The Pittsburgh Tribune-Review reports that the takeover amendment shaped by Finance Chairman Patrick Browne for municipal plans under 50% funded:
- Allows “severely distressed” plans to make reduced payments toward pension costs;
- Requires revised benefit plans for new hires, requiring them to contribute to their pension;
- Allows for defined contribution plans under which employers contribute at a set rate but the benefits are not guaranteed;
- Establishes a code of conduct for investment firms; and
- Calls for municipal pension employees in Pittsburgh to be given “hiring priority” in the state system.
Pennsylvania’s Public Employers Retirement Commission (PERC) recommended the legislation in July (see PA Proposal Would Move Distressed Municipal Pensions to State ).

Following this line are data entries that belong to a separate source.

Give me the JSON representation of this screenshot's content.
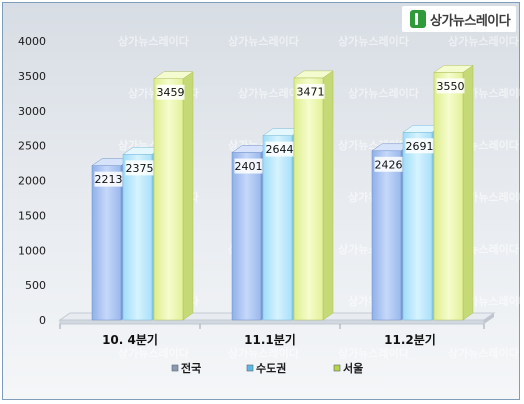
{
  "logo": {
    "text": "상가뉴스레이다"
  },
  "watermark": {
    "text": "상가뉴스레이다"
  },
  "chart_data": {
    "type": "bar",
    "categories": [
      "10. 4분기",
      "11.1분기",
      "11.2분기"
    ],
    "series": [
      {
        "name": "전국",
        "values": [
          2213,
          2401,
          2426
        ]
      },
      {
        "name": "수도권",
        "values": [
          2375,
          2644,
          2691
        ]
      },
      {
        "name": "서울",
        "values": [
          3459,
          3471,
          3550
        ]
      }
    ],
    "yticks": [
      0,
      500,
      1000,
      1500,
      2000,
      2500,
      3000,
      3500,
      4000
    ],
    "ylim": [
      0,
      4000
    ],
    "legend_position": "bottom",
    "grid": false,
    "colors": {
      "전국": "#a9c4f0",
      "수도권": "#b3e5fb",
      "서울": "#e8f5a3"
    }
  }
}
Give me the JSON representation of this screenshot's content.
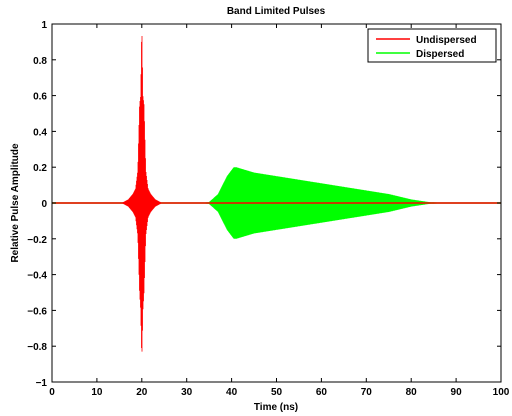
{
  "chart_data": {
    "type": "line",
    "title": "Band Limited Pulses",
    "xlabel": "Time (ns)",
    "ylabel": "Relative Pulse Amplitude",
    "xlim": [
      0,
      100
    ],
    "ylim": [
      -1,
      1
    ],
    "xticks": [
      0,
      10,
      20,
      30,
      40,
      50,
      60,
      70,
      80,
      90,
      100
    ],
    "yticks": [
      -1,
      -0.8,
      -0.6,
      -0.4,
      -0.2,
      0,
      0.2,
      0.4,
      0.6,
      0.8,
      1
    ],
    "ytick_labels": [
      "−1",
      "−0.8",
      "−0.6",
      "−0.4",
      "−0.2",
      "0",
      "0.2",
      "0.4",
      "0.6",
      "0.8",
      "1"
    ],
    "grid": false,
    "legend_position": "top-right",
    "series": [
      {
        "name": "Undispersed",
        "color": "#ff0000",
        "envelope_x": [
          15.5,
          17,
          18,
          18.6,
          19.1,
          19.5,
          19.75,
          19.9,
          20,
          20.1,
          20.25,
          20.5,
          20.9,
          21.4,
          22,
          23,
          24.5
        ],
        "envelope_upper": [
          0,
          0.02,
          0.05,
          0.08,
          0.18,
          0.55,
          0.6,
          0.85,
          1.0,
          0.85,
          0.6,
          0.55,
          0.18,
          0.08,
          0.05,
          0.02,
          0
        ],
        "envelope_lower": [
          0,
          -0.02,
          -0.05,
          -0.08,
          -0.18,
          -0.5,
          -0.6,
          -0.78,
          -0.87,
          -0.78,
          -0.6,
          -0.5,
          -0.18,
          -0.08,
          -0.05,
          -0.02,
          0
        ]
      },
      {
        "name": "Dispersed",
        "color": "#00ff00",
        "envelope_x": [
          33,
          35,
          37,
          39,
          40.5,
          41,
          45,
          50,
          55,
          60,
          65,
          70,
          75,
          80,
          84,
          88
        ],
        "envelope_upper": [
          0,
          0.005,
          0.05,
          0.15,
          0.2,
          0.2,
          0.17,
          0.15,
          0.13,
          0.11,
          0.09,
          0.07,
          0.05,
          0.02,
          0.005,
          0
        ],
        "envelope_lower": [
          0,
          -0.005,
          -0.05,
          -0.15,
          -0.2,
          -0.2,
          -0.17,
          -0.15,
          -0.13,
          -0.11,
          -0.09,
          -0.07,
          -0.05,
          -0.02,
          -0.005,
          0
        ]
      }
    ]
  }
}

According to the Associated Press, the amendment also would bar elected officials from participating in plans that allow employees eligible to retire to pick a retirement date four years in the future, then amass pension payments at a 4.5% interest while continuing to work and collect their salaries.
The full Senate could vote on the legislation as early as Wednesday. The bill would have to be reconciled with a House bill before being passed into law.

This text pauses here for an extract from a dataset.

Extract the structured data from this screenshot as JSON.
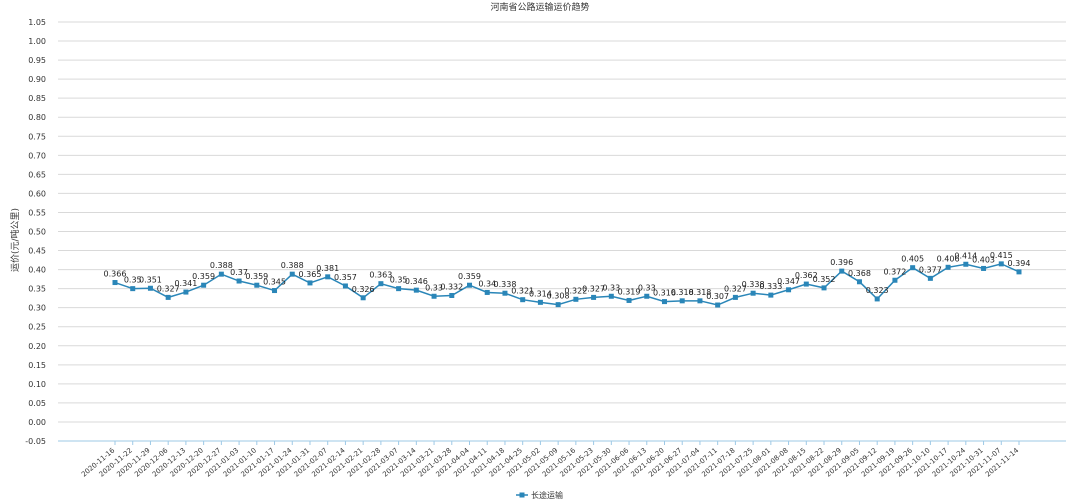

Pittsburgh is among the roughly three dozen municipalities that could be taken over by the Pennsylvania Municipal Retirement System. Pittsburgh's $899 million plan is 28% funded.
The Associated Press reports that the amendment would dedicate 6.75% of the money Pittsburgh collects from parking to help pay the city's minimum pension obligation. It would allow the city to increase the tax if it sells or leases its parking garages.

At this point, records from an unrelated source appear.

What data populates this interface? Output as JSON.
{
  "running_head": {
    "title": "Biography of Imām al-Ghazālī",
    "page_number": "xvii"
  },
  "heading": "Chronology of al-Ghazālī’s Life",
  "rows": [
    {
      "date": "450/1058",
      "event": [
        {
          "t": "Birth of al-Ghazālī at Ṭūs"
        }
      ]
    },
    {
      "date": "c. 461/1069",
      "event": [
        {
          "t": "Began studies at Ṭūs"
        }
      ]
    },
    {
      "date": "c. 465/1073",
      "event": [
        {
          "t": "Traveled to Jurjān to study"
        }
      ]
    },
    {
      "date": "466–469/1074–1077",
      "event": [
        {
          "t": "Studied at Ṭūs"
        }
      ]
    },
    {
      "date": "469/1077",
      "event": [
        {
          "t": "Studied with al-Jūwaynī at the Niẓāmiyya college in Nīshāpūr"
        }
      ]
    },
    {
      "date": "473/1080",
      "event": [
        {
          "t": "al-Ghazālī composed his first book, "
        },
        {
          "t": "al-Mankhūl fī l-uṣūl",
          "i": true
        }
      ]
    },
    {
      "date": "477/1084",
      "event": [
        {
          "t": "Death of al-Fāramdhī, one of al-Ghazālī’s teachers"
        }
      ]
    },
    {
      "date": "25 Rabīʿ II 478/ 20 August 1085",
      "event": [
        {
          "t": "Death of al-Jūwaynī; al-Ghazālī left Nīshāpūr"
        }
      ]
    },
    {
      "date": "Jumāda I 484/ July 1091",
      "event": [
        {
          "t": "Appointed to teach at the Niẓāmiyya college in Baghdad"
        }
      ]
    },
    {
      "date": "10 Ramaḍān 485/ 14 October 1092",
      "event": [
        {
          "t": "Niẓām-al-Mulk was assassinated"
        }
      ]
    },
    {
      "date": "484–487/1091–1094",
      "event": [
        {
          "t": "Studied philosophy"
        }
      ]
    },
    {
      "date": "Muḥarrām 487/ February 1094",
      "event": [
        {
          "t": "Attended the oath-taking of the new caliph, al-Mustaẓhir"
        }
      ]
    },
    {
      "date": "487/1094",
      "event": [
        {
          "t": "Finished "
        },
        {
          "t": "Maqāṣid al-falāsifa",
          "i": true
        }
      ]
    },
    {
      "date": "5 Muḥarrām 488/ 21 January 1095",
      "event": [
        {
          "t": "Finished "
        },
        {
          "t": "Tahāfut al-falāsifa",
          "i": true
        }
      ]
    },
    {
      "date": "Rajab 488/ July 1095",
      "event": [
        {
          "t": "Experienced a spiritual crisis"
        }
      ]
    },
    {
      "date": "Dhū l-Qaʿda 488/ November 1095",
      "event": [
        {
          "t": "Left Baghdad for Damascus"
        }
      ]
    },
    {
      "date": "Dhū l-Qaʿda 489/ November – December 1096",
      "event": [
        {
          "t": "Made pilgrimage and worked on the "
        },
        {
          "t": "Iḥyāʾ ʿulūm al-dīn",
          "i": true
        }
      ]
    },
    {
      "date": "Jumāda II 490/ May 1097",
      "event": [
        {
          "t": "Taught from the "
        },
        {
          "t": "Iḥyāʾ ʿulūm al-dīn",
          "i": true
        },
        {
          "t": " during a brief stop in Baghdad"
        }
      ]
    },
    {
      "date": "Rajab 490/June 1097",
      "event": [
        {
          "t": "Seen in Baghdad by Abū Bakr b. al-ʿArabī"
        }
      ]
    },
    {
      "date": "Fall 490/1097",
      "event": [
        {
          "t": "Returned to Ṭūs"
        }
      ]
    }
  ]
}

The legislation also would allow Philadelphia to raise its sales tax to 8% from 7% for five years, which would raise an estimated $580 million that would be used to pay off pension contributions that the city has deferred, according to the AP. Under the amendment, Philadelphia would have to freeze pension benefits for current employees and adopt revised benefits for new employees that cost no more than 75% of the existing plan.
A recent report indicated the Philadelphia plan is facing the most severe underfunding in over a decade (see Philadelphia Pension Faces Most Severe Underfunding in over a Decade ).